There exist a large number of exon prediction methods for a single gene or multiple genes [3, 39]. However, most of them highly rely on prior knowledge such as databases of protein-coding genes. These homology-based methods [40, 41] predict genes by comparing sequence with known database sequences. Therefore, it takes much more time to search through the whole database and produce results. These methods [42, 43] have high prediction accuracy in finding homology sequences. However, they have limitations in detecting other functional elements in other 97 – 98% noncoding genomic regions. The rapid development of next-generation sequencing technology leads to big accumulation of omics data. To discover the underlying biological mechanisms from the massive data, homology-based methods are instructive while time consuming. Therefore, more methods such as entropy-based quantitative methods demonstrate their advantages and are applied to analyze various omics data [4446].

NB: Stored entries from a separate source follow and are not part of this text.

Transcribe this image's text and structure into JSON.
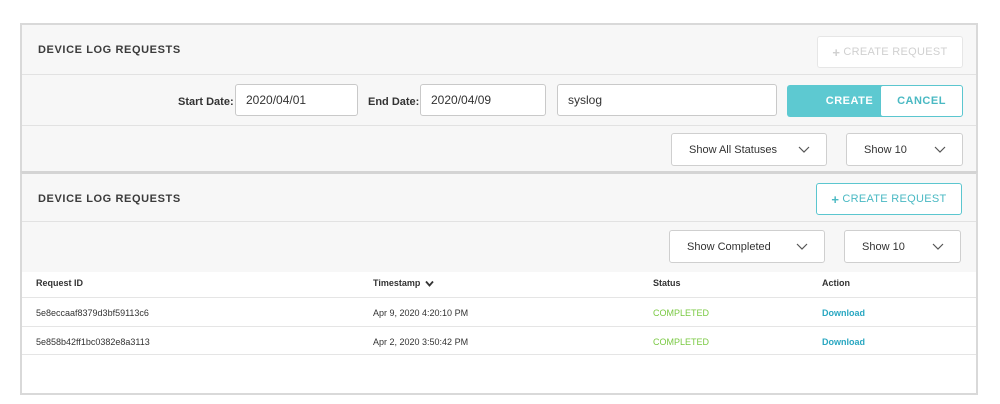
{
  "top_panel": {
    "title": "DEVICE LOG REQUESTS",
    "create_request_label": "CREATE REQUEST",
    "start_date_label": "Start Date:",
    "start_date_value": "2020/04/01",
    "end_date_label": "End Date:",
    "end_date_value": "2020/04/09",
    "log_type_value": "syslog",
    "create_label": "CREATE",
    "cancel_label": "CANCEL",
    "status_filter": "Show All Statuses",
    "page_size": "Show 10"
  },
  "bottom_panel": {
    "title": "DEVICE LOG REQUESTS",
    "create_request_label": "CREATE REQUEST",
    "status_filter": "Show Completed",
    "page_size": "Show 10",
    "columns": [
      "Request ID",
      "Timestamp",
      "Status",
      "Action"
    ],
    "rows": [
      {
        "id": "5e8eccaaf8379d3bf59113c6",
        "timestamp": "Apr 9, 2020 4:20:10 PM",
        "status": "COMPLETED",
        "action": "Download"
      },
      {
        "id": "5e858b42ff1bc0382e8a3113",
        "timestamp": "Apr 2, 2020 3:50:42 PM",
        "status": "COMPLETED",
        "action": "Download"
      }
    ]
  },
  "colors": {
    "accent": "#5dc9d1",
    "success": "#7ac943",
    "link": "#29a7c1"
  },
  "icons": {
    "plus": "plus-icon",
    "chevron": "chevron-down-icon",
    "sort": "sort-desc-icon"
  }
}
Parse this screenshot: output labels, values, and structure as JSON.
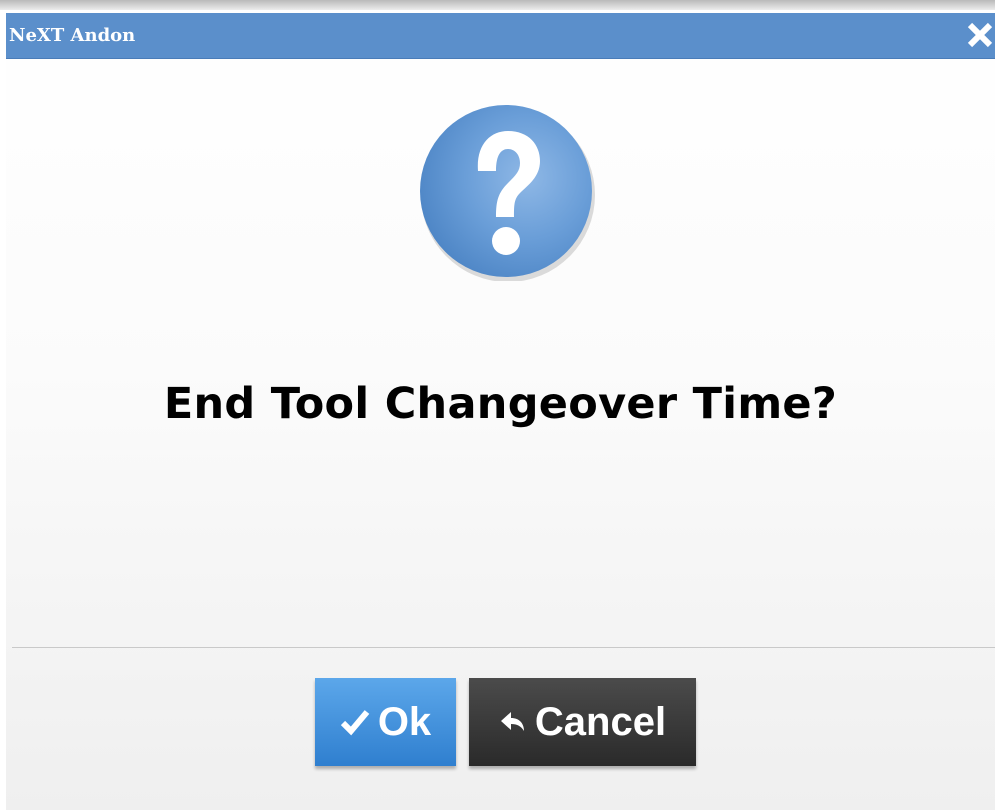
{
  "dialog": {
    "title": "NeXT Andon",
    "message": "End Tool Changeover Time?",
    "icon": "question-icon",
    "close_icon": "close-icon"
  },
  "buttons": {
    "ok_label": "Ok",
    "ok_icon": "checkmark-icon",
    "cancel_label": "Cancel",
    "cancel_icon": "reply-arrow-icon"
  },
  "colors": {
    "titlebar": "#5b8fcb",
    "ok_button": "#3a8ad8",
    "cancel_button": "#333333",
    "question_icon": "#5f95d2"
  }
}
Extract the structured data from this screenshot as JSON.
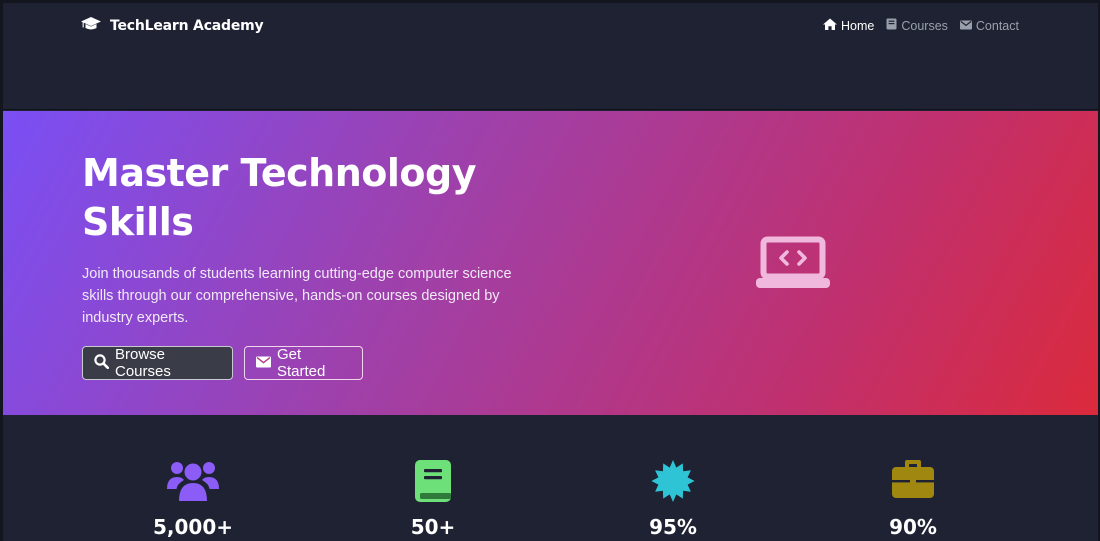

Numerical signal processing approaches are utilized in genomic analysis as genomic signal processing. Generally, information entropy indicates a system status and predicting exon region by just a feature of entropy is a very challenging task. Therefore, we integrated optimized topological entropy and GSP method to calculate complexity of DNA sequences, investigated their application on exon and intron prediction in DNA sequences. We used the same gene which Das and Turkoglu used in their numerical mapping method to predict exons [31]. Their method has higher prediction accuracy than ours since they calculated the entropy based on repetition property of 64 types of codons. Our result is still reasonable since no prior knowledge is used and the prediction only depends on the sequence. That also implies our method to digitalize DNA sequences based on modified generalized entropy is extendable to other element prediction on single sequence or multiple sequences.

To analyze the digitalized DNA sequence, we employed SVD approach in our study. For our case, Uk×r in Eq. 4 refers to the highly related entropy calculation modes for different k and \(V_{r\times p}^{T}\) represents a series of highly associated nucleotide positions. By using SVD method, correlation information on DNA sequence is investigated and the biological meaning is straightforward. In the future, we will include other methods in this integrated entropy-based GSP approach to improve the result of exon prediction and ROC curve for more species.

Conclusions

In conclusion, our exon and intron prediction method, which is based on entropy calculation and genomic signal processing, analyzes complexity of exons and introns and is able to distinguish the exon and intron regions across different species. Our research optimizes the existing topological and generalized topological entropy calculation. This integrated approach is extendable to exon and other functional element prediction on the large-scale genome data.